Thursday, June 12, 2014

What goes around...

When he opened the fourth seal, I heard the voice of the fourth living creature say, “Come!” And I looked, and behold, a pale horse! And its rider's name was Death, and Hades followed him. And they were given authority over a fourth of the earth, to kill with sword and with famine and with pestilence and by wild beasts of the earth.

Revelation 6:7-8

In 1918 - 1920, the Spanish Flu killed 50 million people. While contemporaneous records of this particular type were not kept back then, estimates indicate that up to a third of the world's population at the time were infected - the math would indicate, then, that anywhere from 3 - 6% of the world's population died in this pandemic. In smaller countries where medical treatment wasn't as advanced, death rates as a percentage of population were much higher: in Samoa, the disease killed 20% of the population in just two months.

So naturally, someone decided it would be a grand idea to recreate that virus in a lab today.

It does strike me as a bit odd that this research is being conducted just down the road in Madison, yet I found out about it only through an article in a British publication.

This same scientist previously did research on the H5N1 virus - a strain of avian flu that is deadly to humans, but thankfully, not easily passed from person to person. The point of his research? To make it more easily transmissible.

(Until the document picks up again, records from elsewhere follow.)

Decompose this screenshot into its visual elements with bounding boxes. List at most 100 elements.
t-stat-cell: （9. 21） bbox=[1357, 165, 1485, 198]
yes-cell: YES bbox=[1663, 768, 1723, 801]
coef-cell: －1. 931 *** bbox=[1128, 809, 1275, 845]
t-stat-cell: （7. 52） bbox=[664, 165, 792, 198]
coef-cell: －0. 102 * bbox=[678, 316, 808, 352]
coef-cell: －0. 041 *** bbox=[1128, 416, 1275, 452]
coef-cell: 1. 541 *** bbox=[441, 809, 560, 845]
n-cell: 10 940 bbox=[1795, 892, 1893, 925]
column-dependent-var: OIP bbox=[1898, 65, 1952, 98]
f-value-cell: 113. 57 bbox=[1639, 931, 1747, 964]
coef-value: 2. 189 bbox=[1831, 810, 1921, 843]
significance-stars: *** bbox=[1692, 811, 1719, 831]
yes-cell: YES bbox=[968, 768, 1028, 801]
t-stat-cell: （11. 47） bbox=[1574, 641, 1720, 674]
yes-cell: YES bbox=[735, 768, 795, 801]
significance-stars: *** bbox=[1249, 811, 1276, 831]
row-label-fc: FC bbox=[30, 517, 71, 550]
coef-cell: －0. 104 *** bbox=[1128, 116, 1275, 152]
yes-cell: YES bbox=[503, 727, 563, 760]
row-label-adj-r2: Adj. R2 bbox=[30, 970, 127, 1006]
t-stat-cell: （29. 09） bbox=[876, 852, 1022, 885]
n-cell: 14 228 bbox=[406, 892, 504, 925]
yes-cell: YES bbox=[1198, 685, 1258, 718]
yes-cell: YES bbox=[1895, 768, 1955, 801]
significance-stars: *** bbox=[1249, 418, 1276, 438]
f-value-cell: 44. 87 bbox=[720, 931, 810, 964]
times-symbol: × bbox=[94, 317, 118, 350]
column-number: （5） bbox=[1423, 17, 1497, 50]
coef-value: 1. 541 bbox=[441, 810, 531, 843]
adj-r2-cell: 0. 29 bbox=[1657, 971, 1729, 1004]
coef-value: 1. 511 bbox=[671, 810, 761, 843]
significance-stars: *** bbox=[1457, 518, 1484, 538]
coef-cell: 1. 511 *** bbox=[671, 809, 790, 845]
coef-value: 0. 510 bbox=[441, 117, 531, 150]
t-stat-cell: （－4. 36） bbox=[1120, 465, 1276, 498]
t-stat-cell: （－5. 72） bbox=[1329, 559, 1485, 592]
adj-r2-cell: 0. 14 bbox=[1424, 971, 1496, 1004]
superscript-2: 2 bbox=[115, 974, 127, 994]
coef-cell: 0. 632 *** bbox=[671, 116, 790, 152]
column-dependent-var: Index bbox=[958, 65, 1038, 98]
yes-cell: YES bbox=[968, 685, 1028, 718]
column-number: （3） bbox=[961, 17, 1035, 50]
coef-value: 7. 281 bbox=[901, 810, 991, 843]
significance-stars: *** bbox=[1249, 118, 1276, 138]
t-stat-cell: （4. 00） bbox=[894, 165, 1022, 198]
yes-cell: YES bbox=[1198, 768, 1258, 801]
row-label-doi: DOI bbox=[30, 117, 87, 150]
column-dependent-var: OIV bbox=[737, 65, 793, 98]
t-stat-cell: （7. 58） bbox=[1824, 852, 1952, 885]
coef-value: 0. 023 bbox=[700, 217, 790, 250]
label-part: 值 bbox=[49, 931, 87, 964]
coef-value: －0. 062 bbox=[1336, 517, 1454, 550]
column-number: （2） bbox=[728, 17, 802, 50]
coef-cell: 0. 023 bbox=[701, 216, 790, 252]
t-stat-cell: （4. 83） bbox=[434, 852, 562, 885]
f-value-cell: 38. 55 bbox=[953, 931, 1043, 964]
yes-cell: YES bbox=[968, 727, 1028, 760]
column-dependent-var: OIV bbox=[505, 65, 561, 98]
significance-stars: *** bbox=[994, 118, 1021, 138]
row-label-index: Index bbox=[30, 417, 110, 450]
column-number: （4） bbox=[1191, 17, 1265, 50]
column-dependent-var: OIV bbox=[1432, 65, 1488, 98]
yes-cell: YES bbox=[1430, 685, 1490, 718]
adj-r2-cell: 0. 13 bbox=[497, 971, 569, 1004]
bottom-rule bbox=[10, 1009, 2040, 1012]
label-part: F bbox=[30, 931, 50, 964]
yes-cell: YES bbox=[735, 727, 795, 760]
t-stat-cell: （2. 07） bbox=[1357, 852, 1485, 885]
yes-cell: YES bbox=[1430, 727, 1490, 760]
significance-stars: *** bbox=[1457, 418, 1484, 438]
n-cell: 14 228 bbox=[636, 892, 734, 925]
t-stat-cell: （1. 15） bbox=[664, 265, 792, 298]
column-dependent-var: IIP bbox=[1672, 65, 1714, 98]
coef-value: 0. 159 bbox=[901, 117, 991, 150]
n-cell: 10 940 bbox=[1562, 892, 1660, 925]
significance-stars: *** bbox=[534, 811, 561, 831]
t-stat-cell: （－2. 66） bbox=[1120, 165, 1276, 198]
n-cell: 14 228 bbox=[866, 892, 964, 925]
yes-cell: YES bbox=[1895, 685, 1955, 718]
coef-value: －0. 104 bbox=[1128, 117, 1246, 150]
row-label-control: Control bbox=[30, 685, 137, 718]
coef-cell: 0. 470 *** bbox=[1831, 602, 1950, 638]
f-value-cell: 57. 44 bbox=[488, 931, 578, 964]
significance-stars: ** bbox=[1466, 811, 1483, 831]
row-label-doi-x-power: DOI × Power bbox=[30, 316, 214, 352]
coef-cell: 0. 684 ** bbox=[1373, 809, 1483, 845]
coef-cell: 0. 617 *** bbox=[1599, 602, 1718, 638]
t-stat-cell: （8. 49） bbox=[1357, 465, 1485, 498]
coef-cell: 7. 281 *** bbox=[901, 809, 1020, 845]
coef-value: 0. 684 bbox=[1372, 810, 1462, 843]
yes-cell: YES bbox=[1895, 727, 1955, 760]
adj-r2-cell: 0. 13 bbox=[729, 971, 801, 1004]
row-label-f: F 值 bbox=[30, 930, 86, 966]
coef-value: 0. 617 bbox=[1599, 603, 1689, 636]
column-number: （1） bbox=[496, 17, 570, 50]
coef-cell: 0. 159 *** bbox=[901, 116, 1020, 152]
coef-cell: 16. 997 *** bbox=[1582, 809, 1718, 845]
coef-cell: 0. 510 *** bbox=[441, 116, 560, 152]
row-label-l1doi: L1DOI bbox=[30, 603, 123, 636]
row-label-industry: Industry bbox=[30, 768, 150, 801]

His is not the only study, by any means, and certainly not the first. Since the early 2000s victims of the pandemic have been dug up (preferably those who died in northern climes, where their bodies remained frozen) for samples, and the bits and pieces of the virus isolated, mutated and studied.

Even other scientists don't agree that this is a good idea. From the linked article:

“This is a risky activity, even in the safest labs. Scientists should not take such risks without strong evidence that the work could save lives, which this [study] does not provide,” Professor Lipsitch said.

Robert Kolter, professor of microbiology at Harvard Medical School, said: “The scientists doing this work are so immersed in their own self-aggrandisement, they have become completely blind to the irresponsibility of their acts. Their arguments in favour of such work, i.e. increase ability for surveillance, remain as weak as ever.”
I'm not against scientific inquiry by any means, but I do think that we need to pay a whole lot more attention to the moral, ethical and common sense aspects of any given quest. The question should not just be "can we..." but "should we...". The most secure lab in the world cannot stop one fruitcake bent on mayhem.

One is all it takes.

I'm willing to bet that the "pestilence" portion of the destruction of a quarter of the world's population will be via something "accidentally" released from a research lab.